• Home
  • About Us
  • Contact Us
  • Disclaimer
  • Privacy Policy
Tuesday, July 15, 2025
newsaiworld
  • Home
  • Artificial Intelligence
  • ChatGPT
  • Data Science
  • Machine Learning
  • Crypto Coins
  • Contact Us
No Result
View All Result
  • Home
  • Artificial Intelligence
  • ChatGPT
  • Data Science
  • Machine Learning
  • Crypto Coins
  • Contact Us
No Result
View All Result
Morning News
No Result
View All Result
Home Machine Learning

Gaussian Naive Bayes, Defined: A Visible Information with Code Examples for Learners | by Samy Baladram | Oct, 2024

Admin by Admin
October 12, 2024
in Machine Learning
0
1tqvz91e05rbiwmd7xwdrla.png
0
SHARES
0
VIEWS
Share on FacebookShare on Twitter

READ ALSO

Accuracy Is Lifeless: Calibration, Discrimination, and Different Metrics You Really Want

AI Brokers Are Shaping the Way forward for Work Job by Job, Not Job by Job


CLASSIFICATION ALGORITHM

Bell-shaped assumptions for higher predictions

Samy Baladram

Towards Data Science

⛳️ Extra CLASSIFICATION ALGORITHM, defined:
· Dummy Classifier
· Ok Nearest Neighbor Classifier
· Bernoulli Naive Bayes
▶ Gaussian Naive Bayes
· Resolution Tree Classifier
· Logistic Regression
· Help Vector Classifier
· Multilayer Perceptron (quickly!)

Constructing on our earlier article about Bernoulli Naive Bayes, which handles binary knowledge, we now discover Gaussian Naive Bayes for steady knowledge. Not like the binary strategy, this algorithm assumes every characteristic follows a traditional (Gaussian) distribution.
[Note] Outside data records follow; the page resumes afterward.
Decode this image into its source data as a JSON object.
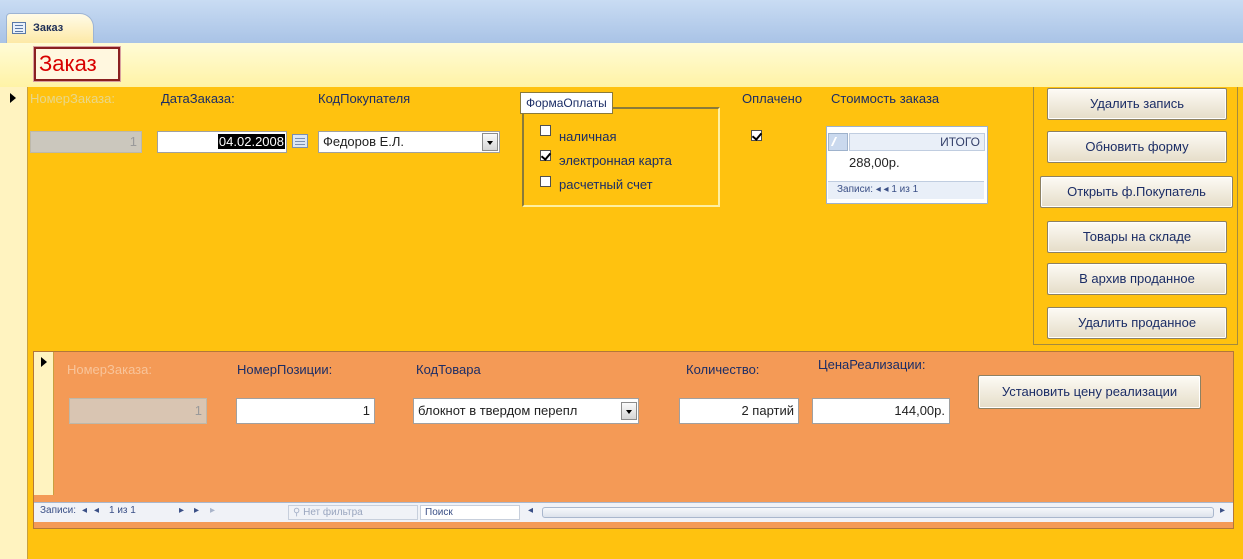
{
  "tab": {
    "label": "Заказ"
  },
  "form": {
    "title": "Заказ"
  },
  "main": {
    "labels": {
      "order_number": "НомерЗаказа:",
      "order_date": "ДатаЗаказа:",
      "customer_code": "КодПокупателя",
      "payment_form": "ФормаОплаты",
      "paid": "Оплачено",
      "order_cost": "Стоимость заказа"
    },
    "values": {
      "order_number": "1",
      "order_date": "04.02.2008",
      "customer": "Федоров Е.Л.",
      "paid": true
    },
    "payment_options": [
      {
        "label": "наличная",
        "checked": false
      },
      {
        "label": "электронная карта",
        "checked": true
      },
      {
        "label": "расчетный счет",
        "checked": false
      }
    ],
    "total_subform": {
      "header": "ИТОГО",
      "value": "288,00р.",
      "nav": "Записи: ◂ ◂ 1 из 1"
    }
  },
  "buttons": {
    "delete_record": "Удалить запись",
    "refresh_form": "Обновить форму",
    "open_customer": "Открыть ф.Покупатель",
    "warehouse": "Товары на складе",
    "archive_sold": "В архив проданное",
    "delete_sold": "Удалить проданное"
  },
  "subform": {
    "labels": {
      "order_number": "НомерЗаказа:",
      "position_number": "НомерПозиции:",
      "product_code": "КодТовара",
      "quantity": "Количество:",
      "sale_price": "ЦенаРеализации:"
    },
    "values": {
      "order_number": "1",
      "position_number": "1",
      "product": "блокнот в твердом перепл",
      "quantity": "2 партий",
      "sale_price": "144,00р."
    },
    "set_price_button": "Установить цену реализации",
    "nav": {
      "records_label": "Записи:",
      "first": "◂",
      "prev": "◂",
      "position": "1 из 1",
      "next": "▸",
      "last": "▸",
      "new": "▸",
      "filter": "Нет фильтра",
      "search": "Поиск"
    }
  },
  "colors": {
    "detail_bg": "#ffc20f",
    "subform_bg": "#f49a56",
    "header_bg": "#fff3a6",
    "title_red": "#d80000"
  }
}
Right here, we’ll see how Gaussian Naive Bayes handles steady, bell-shaped knowledge — ringing in correct predictions — all with out entering into the intricate math of Bayes’ Theorem.
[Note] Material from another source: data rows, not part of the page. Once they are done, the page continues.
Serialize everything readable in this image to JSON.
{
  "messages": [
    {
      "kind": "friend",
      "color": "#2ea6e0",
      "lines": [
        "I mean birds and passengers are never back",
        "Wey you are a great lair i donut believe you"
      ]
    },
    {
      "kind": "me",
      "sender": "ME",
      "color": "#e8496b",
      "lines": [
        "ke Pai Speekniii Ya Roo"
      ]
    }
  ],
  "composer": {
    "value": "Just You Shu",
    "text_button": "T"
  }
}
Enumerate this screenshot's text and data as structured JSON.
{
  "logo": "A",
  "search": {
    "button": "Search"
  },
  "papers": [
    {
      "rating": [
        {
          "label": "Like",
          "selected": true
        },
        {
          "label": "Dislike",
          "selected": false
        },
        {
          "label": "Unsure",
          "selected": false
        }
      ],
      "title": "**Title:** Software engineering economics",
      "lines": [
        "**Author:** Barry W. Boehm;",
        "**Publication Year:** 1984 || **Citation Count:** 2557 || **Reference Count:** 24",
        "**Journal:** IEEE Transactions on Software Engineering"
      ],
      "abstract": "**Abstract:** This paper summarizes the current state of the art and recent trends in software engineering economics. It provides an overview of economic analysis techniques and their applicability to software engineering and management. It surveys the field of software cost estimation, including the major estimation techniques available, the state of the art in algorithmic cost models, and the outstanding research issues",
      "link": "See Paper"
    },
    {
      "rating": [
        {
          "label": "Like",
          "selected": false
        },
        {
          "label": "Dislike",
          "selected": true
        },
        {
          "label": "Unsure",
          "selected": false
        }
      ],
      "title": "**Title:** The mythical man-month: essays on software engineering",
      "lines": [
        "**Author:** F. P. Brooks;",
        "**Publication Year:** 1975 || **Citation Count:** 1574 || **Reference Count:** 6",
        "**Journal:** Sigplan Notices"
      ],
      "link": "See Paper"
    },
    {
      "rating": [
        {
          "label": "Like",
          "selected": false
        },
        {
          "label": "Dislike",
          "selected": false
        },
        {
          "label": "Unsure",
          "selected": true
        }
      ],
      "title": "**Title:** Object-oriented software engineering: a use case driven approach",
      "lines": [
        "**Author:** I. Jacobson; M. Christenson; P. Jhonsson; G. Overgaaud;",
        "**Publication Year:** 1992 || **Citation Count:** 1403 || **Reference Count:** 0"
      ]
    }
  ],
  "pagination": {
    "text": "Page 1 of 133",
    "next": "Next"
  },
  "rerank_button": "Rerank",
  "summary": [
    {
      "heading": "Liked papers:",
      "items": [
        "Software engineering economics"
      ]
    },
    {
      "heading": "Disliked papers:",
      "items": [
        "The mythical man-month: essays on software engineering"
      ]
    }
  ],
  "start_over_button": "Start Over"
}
All visuals: Creator-created utilizing Canva Professional. Optimized for cell; could seem outsized on desktop.

Like different Naive Bayes variants, Gaussian Naive Bayes makes the “naive” assumption of characteristic independence. It assumes that the options are conditionally unbiased given the category label.

Nonetheless, whereas Bernoulli Naive Bayes is suited to datasets with binary options, Gaussian Naive Bayes assumes that the options observe a steady regular (Gaussian) distribution. Though this assumption could not all the time maintain true in actuality, it simplifies the calculations and infrequently results in surprisingly correct outcomes.

Bernoulli NB assumes binary knowledge, Multinomial NB works with discrete counts, and Gaussian NB handles steady knowledge assuming a traditional distribution.

All through this text, we’ll use this synthetic golf dataset (made by writer) for example. This dataset predicts whether or not an individual will play golf based mostly on climate situations.

Columns: ‘RainfallAmount’ (in mm), ‘Temperature’ (in Celcius), ‘Humidity’ (in %), ‘WindSpeed’ (in km/h) and ‘Play’ (Sure/No, goal characteristic)
# IMPORTING DATASET #
from sklearn.model_selection import train_test_split
from sklearn.metrics import accuracy_score
import pandas as pd
import numpy as np

dataset_dict = {
'Rainfall': [0.0, 2.0, 7.0, 18.0, 3.0, 3.0, 0.0, 1.0, 0.0, 25.0, 0.0, 18.0, 9.0, 5.0, 0.0, 1.0, 7.0, 0.0, 0.0, 7.0, 5.0, 3.0, 0.0, 2.0, 0.0, 8.0, 4.0, 4.0],
'Temperature': [29.4, 26.7, 28.3, 21.1, 20.0, 18.3, 17.8, 22.2, 20.6, 23.9, 23.9, 22.2, 27.2, 21.7, 27.2, 23.3, 24.4, 25.6, 27.8, 19.4, 29.4, 22.8, 31.1, 25.0, 26.1, 26.7, 18.9, 28.9],
'Humidity': [85.0, 90.0, 78.0, 96.0, 80.0, 70.0, 65.0, 95.0, 70.0, 80.0, 70.0, 90.0, 75.0, 80.0, 88.0, 92.0, 85.0, 75.0, 92.0, 90.0, 85.0, 88.0, 65.0, 70.0, 60.0, 95.0, 70.0, 78.0],
'WindSpeed': [2.1, 21.2, 1.5, 3.3, 2.0, 17.4, 14.9, 6.9, 2.7, 1.6, 30.3, 10.9, 3.0, 7.5, 10.3, 3.0, 3.9, 21.9, 2.6, 17.3, 9.6, 1.9, 16.0, 4.6, 3.2, 8.3, 3.2, 2.2],
'Play': ['No', 'No', 'Yes', 'Yes', 'Yes', 'No', 'Yes', 'No', 'Yes', 'Yes', 'Yes', 'Yes', 'Yes', 'No', 'No', 'Yes', 'Yes', 'No', 'No', 'No', 'Yes', 'Yes', 'Yes', 'Yes', 'Yes', 'Yes', 'No', 'Yes']
}
df = pd.DataFrame(dataset_dict)

# Set characteristic matrix X and goal vector y
X, y = df.drop(columns='Play'), df['Play']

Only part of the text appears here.